On 04/30/2013 01:53 PM, Martin Morgan wrote:
> On 04/29/2013 11:52 PM, Daniel Berner wrote:
>> Martin, Steve
>>
>> Thanks for your suggestions, much appreciated! My core problem is
that
>> the
>> operations inside the loop are too complex for me to allow
>> implementing any
>> function() and apply() combination (there are multiple interleaved
>> if() lines
>> etc). and I was not aware of the data.table package, but this also
looks
>> hard to me, given the many steps performed within the loop.
>>
>> to be more specific, I want to reduce a number of Illumina short
reads at
>> genomic loci to diploid or haploid (depending on coverage)
consensus
>> genotypes, by evaluating several test criteria.

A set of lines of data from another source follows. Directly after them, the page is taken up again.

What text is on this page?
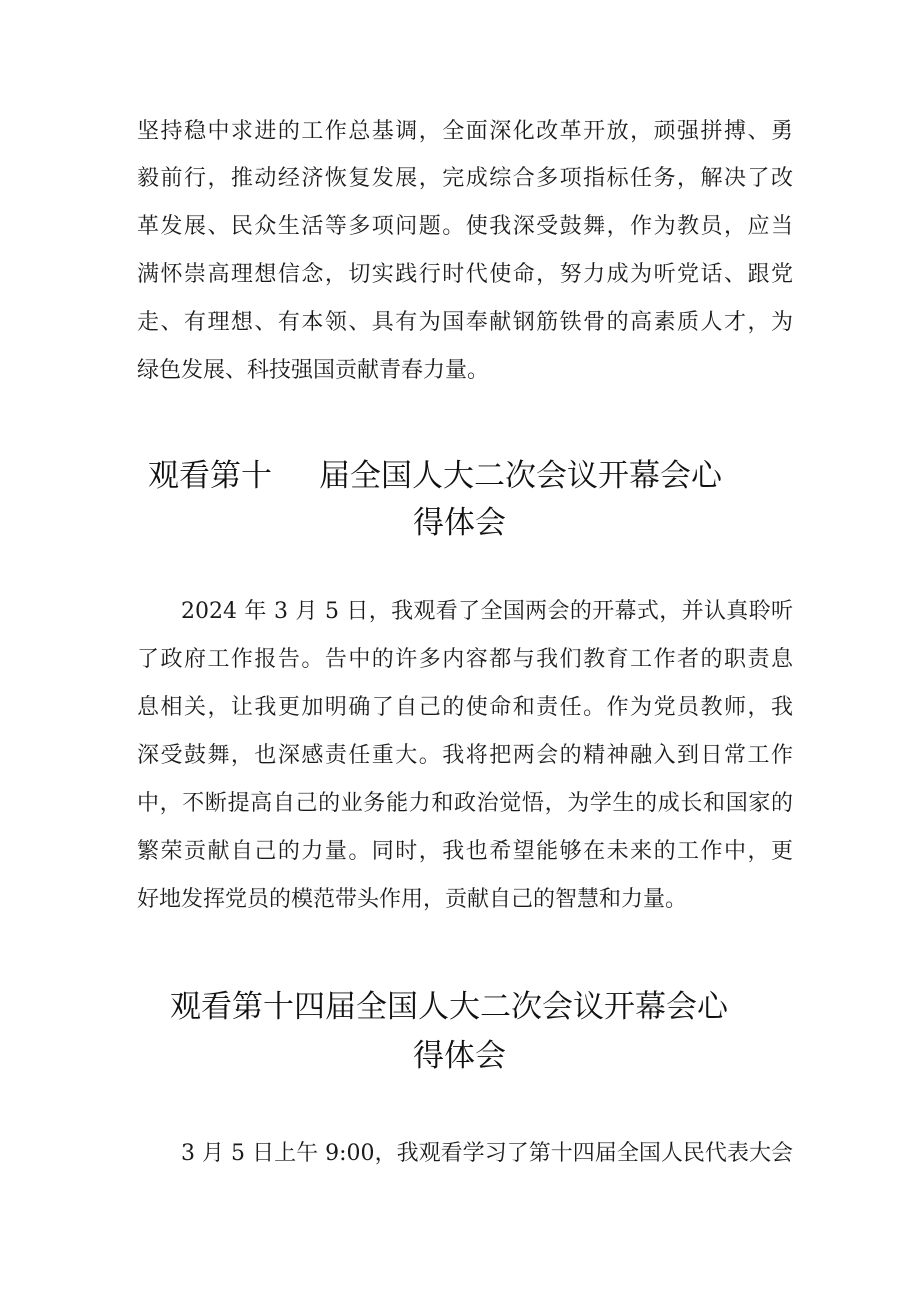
坚持稳中求进的工作总基调，全面深化改革开放，顽强拼搏、勇
毅前行，推动经济恢复发展，完成综合多项指标任务，解决了改
革发展、民众生活等多项问题。使我深受鼓舞，作为教员，应当
满怀崇高理想信念，切实践行时代使命，努力成为听党话、跟党
走、有理想、有本领、具有为国奉献钢筋铁骨的高素质人才，为
绿色发展、科技强国贡献青春力量。
观看第十 届全国人大二次会议开幕会心
得体会
2024 年 3 月 5 日，我观看了全国两会的开幕式，并认真聆听
了政府工作报告。告中的许多内容都与我们教育工作者的职责息
息相关，让我更加明确了自己的使命和责任。作为党员教师，我
深受鼓舞，也深感责任重大。我将把两会的精神融入到日常工作
中，不断提高自己的业务能力和政治觉悟，为学生的成长和国家的
繁荣贡献自己的力量。同时，我也希望能够在未来的工作中，更
好地发挥党员的模范带头作用，贡献自己的智慧和力量。
观看第十四届全国人大二次会议开幕会心
得体会
3 月 5 日上午 9:00，我观看学习了第十四届全国人民代表大会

Below I am copying
the
>> full
>> code. the input is an alignment in BAM format.
>>
>> Any suggestion to make this faster is most welcome, as the code
takes
>> more
>> than a week to run for each individual, and I have to process 96 of
>> them (I
>> have multicore, but still)! It seems to me that the rate-limiting
step
>> is the
>> subsetting; the other manipulations are fast enough to work in such
a
>> primitive loop.
>>
>> cheers,
>> Daniel Berner
>> Zoological Institute
>> University of Basel
>>
>> #########################
>> library(Rsamtools)
>> rm(list=ls())
>> M<-"GAAGC" ### specify MID (individual)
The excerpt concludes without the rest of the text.